What, for instance, makes a man a father? At first blush, I’m sure most people would assume that a man is a father if he provides genetic material to conceive a child. This simple rule serves to establish a foothold in our social structure for both child and parent, invoking a relationship based at least on the dependence of the child on the parent for wellness and growth. Fathers, as parents, are charged with providing the staples of physical survival as well as the environment and opportunities for a child to develop mentally and psychologically (and, if you prefer, spiritually).
Yet the rule as such is incomplete. Take the case of a man who shoulders the burden voluntarily, rather than as a result of making a baby. This man can fully enjoy the burden and fruits of fatherhood only if at least one of two conditions is met: he is married to the child’s mother; or he legally adopts the child. These extend the rule of biological paternity well enough, I suppose, but there are still gaps between their real and presumed intended effects. The man who marries a woman and carries fatherhood of her children is at the mercy of his matrimony. If ever there comes a day when the matrimonial relationship doesn’t work anymore, he may find himself stripped of some or all of his fatherhood, notwithstanding however many years he spent taking care of and loving that child.

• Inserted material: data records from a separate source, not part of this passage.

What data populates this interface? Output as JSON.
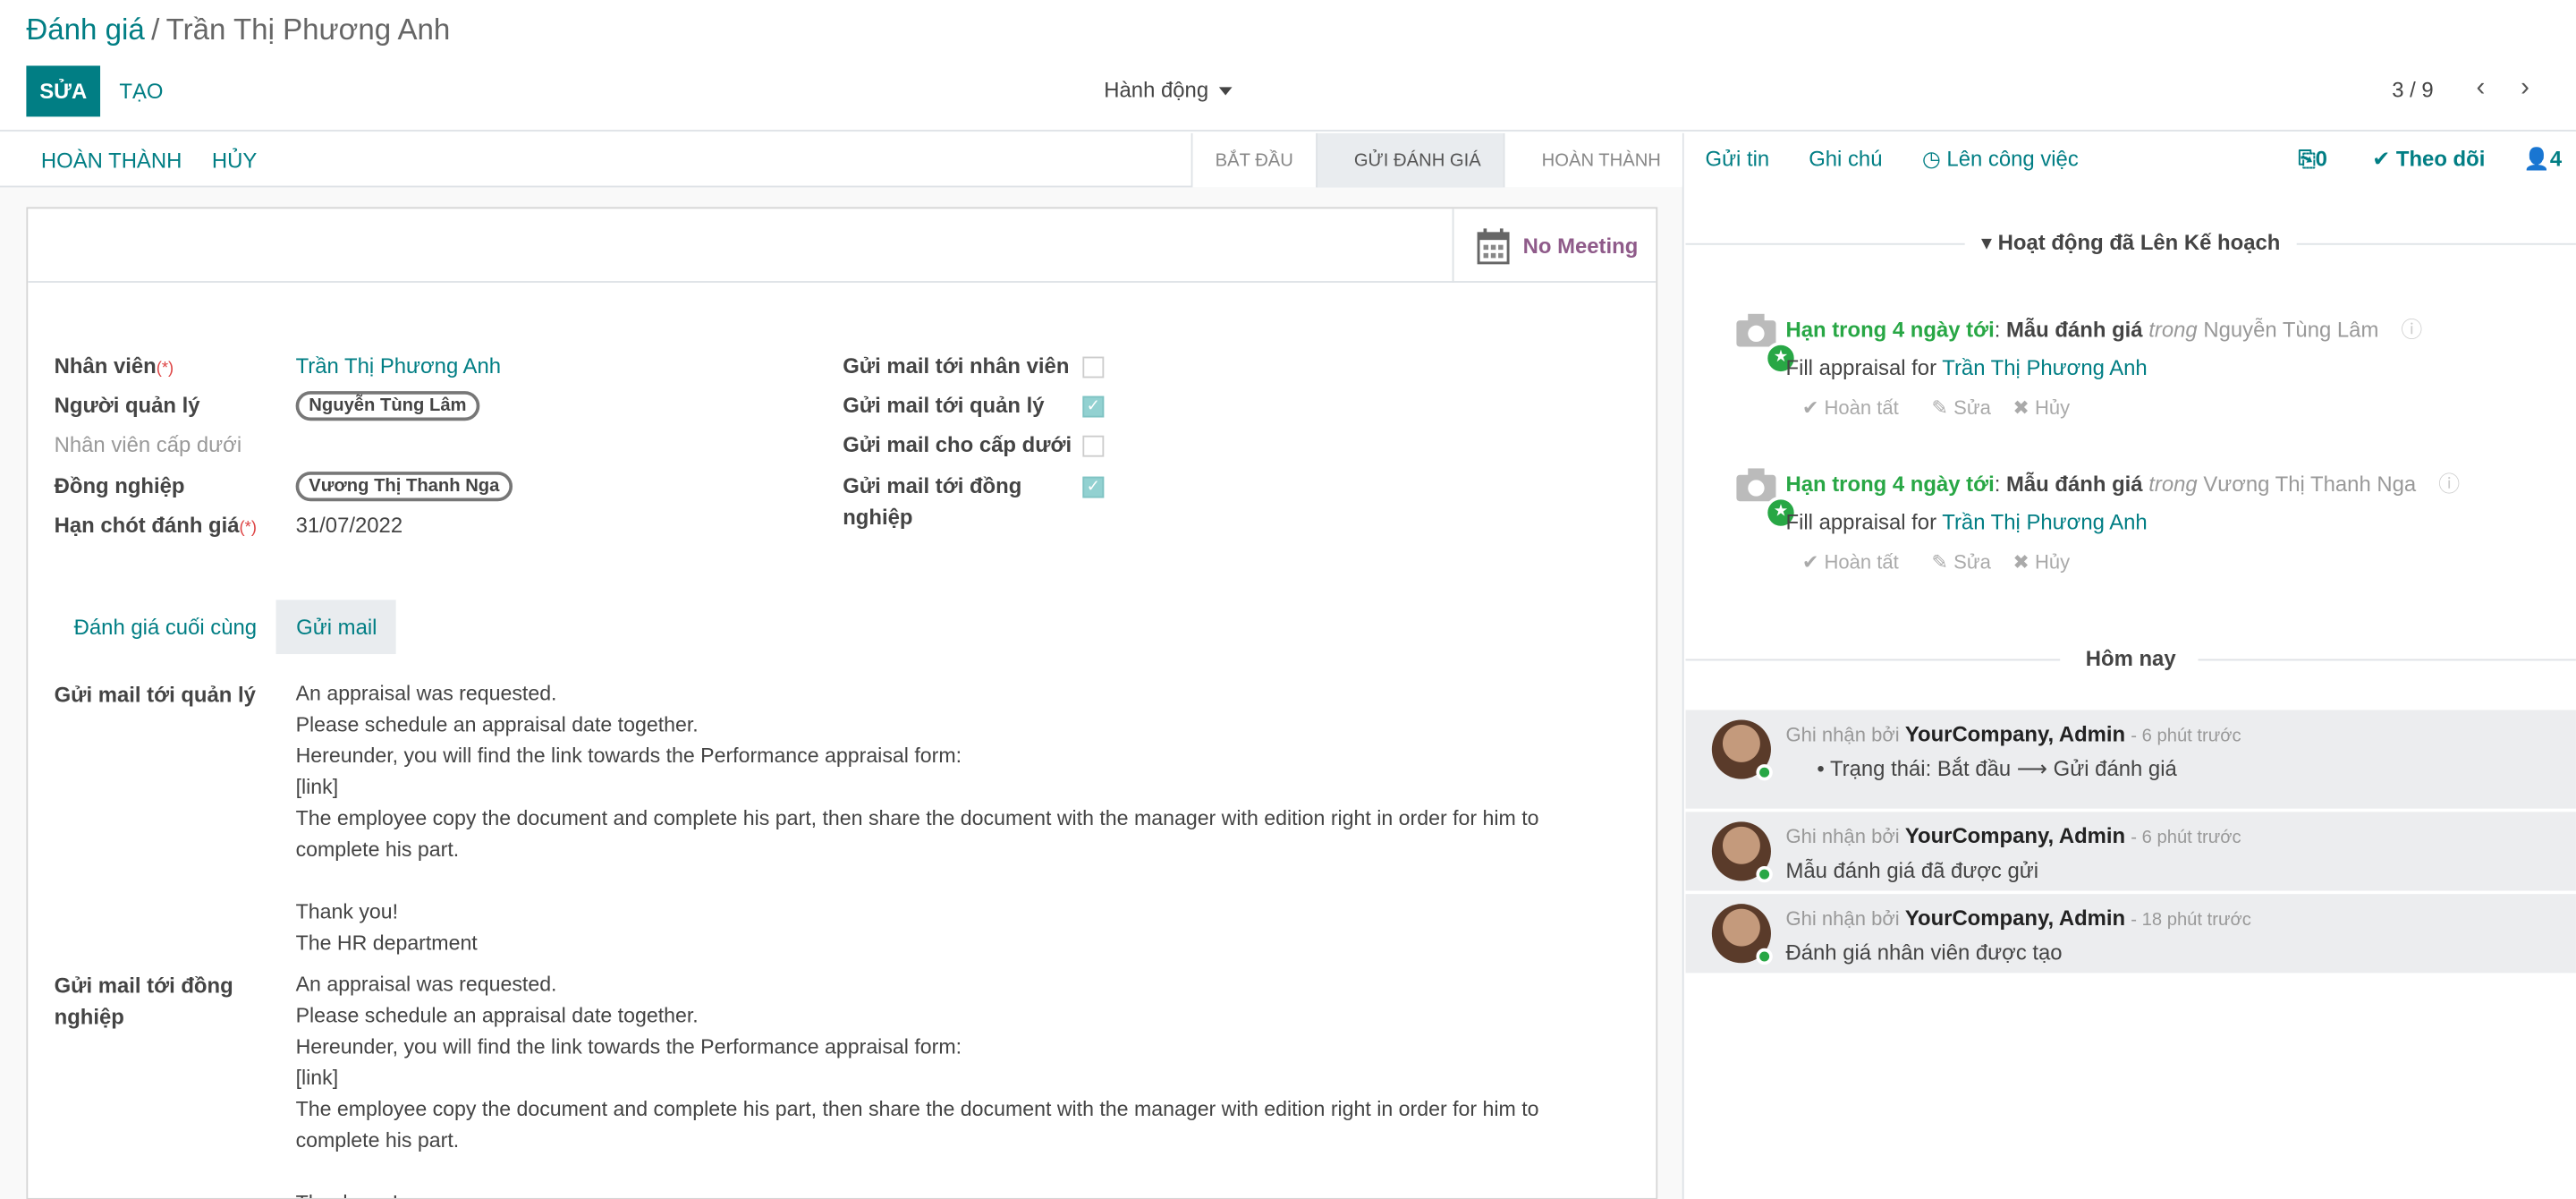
{
  "breadcrumb": {
    "root": "Đánh giá",
    "sep": "/",
    "current": "Trần Thị Phương Anh"
  },
  "toolbar": {
    "edit": "SỬA",
    "create": "TẠO",
    "actions": "Hành động",
    "pager": "3 / 9"
  },
  "header": {
    "buttons": [
      "HOÀN THÀNH",
      "HỦY"
    ],
    "stages": [
      {
        "label": "BẮT ĐẦU"
      },
      {
        "label": "GỬI ĐÁNH GIÁ",
        "active": true
      },
      {
        "label": "HOÀN THÀNH"
      }
    ]
  },
  "meeting": "No Meeting",
  "fields": {
    "employee_label": "Nhân viên",
    "employee": "Trần Thị Phương Anh",
    "manager_label": "Người quản lý",
    "manager": "Nguyễn Tùng Lâm",
    "subordinate_label": "Nhân viên cấp dưới",
    "colleague_label": "Đồng nghiệp",
    "colleague": "Vương Thị Thanh Nga",
    "deadline_label": "Hạn chót đánh giá",
    "deadline": "31/07/2022",
    "required_mark": "(*)",
    "mail_employee_label": "Gửi mail tới nhân viên",
    "mail_employee": false,
    "mail_manager_label": "Gửi mail tới quản lý",
    "mail_manager": true,
    "mail_sub_label": "Gửi mail cho cấp dưới",
    "mail_sub": false,
    "mail_colleague_label": "Gửi mail tới đồng nghiệp",
    "mail_colleague": true
  },
  "tabs": [
    "Đánh giá cuối cùng",
    "Gửi mail"
  ],
  "mail_manager": {
    "label": "Gửi mail tới quản lý",
    "lines": [
      "An appraisal was requested.",
      "Please schedule an appraisal date together.",
      "Hereunder, you will find the link towards the Performance appraisal form:",
      "[link]",
      "The employee copy the document and complete his part, then share the document with the manager with edition right in order for him to complete his part.",
      "",
      "Thank you!",
      "The HR department"
    ]
  },
  "mail_colleague": {
    "label": "Gửi mail tới đồng nghiệp",
    "lines": [
      "An appraisal was requested.",
      "Please schedule an appraisal date together.",
      "Hereunder, you will find the link towards the Performance appraisal form:",
      "[link]",
      "The employee copy the document and complete his part, then share the document with the manager with edition right in order for him to complete his part.",
      "",
      "Thank you!"
    ]
  },
  "chatter": {
    "send": "Gửi tin",
    "note": "Ghi chú",
    "schedule": "Lên công việc",
    "attachments": "0",
    "follow": "Theo dõi",
    "followers": "4",
    "planned_title": "Hoạt động đã Lên Kế hoạch",
    "activities": [
      {
        "due": "Hạn trong 4 ngày tới",
        "summary": "Mẫu đánh giá",
        "in": "trong",
        "user": "Nguyễn Tùng Lâm",
        "text": "Fill appraisal for",
        "link": "Trần Thị Phương Anh",
        "done": "Hoàn tất",
        "edit": "Sửa",
        "cancel": "Hủy"
      },
      {
        "due": "Hạn trong 4 ngày tới",
        "summary": "Mẫu đánh giá",
        "in": "trong",
        "user": "Vương Thị Thanh Nga",
        "text": "Fill appraisal for",
        "link": "Trần Thị Phương Anh",
        "done": "Hoàn tất",
        "edit": "Sửa",
        "cancel": "Hủy"
      }
    ],
    "today": "Hôm nay",
    "messages": [
      {
        "by": "Ghi nhận bởi",
        "author": "YourCompany, Admin",
        "time": "- 6 phút trước",
        "body": "Trạng thái: Bắt đầu ⟶ Gửi đánh giá"
      },
      {
        "by": "Ghi nhận bởi",
        "author": "YourCompany, Admin",
        "time": "- 6 phút trước",
        "body": "Mẫu đánh giá đã được gửi"
      },
      {
        "by": "Ghi nhận bởi",
        "author": "YourCompany, Admin",
        "time": "- 18 phút trước",
        "body": "Đánh giá nhân viên được tạo"
      }
    ]
  }
}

This is an understandable eventuality of the rules of paternity, and it’s hard to imagine how differently they might have come about. That doesn’t change the fact that no matter that I have cared for and loved my four children over the last eight years, I have to face the possibility that I won’t keep my right to provide that in the future for all of them since only the youngest is mine in the genetic sense. There are few things I can think of that scare me more than that. Sure, whatever happens, I’ll most likely be able to give something to them throughout their childhood; and once they reach adulthood these legal issues fall away. But that’s a lot of years to miss out on homework and first dates and scraped knees and triumphs and failures and all the things that make us in our youth. The letter, in this case, betrays the spirit.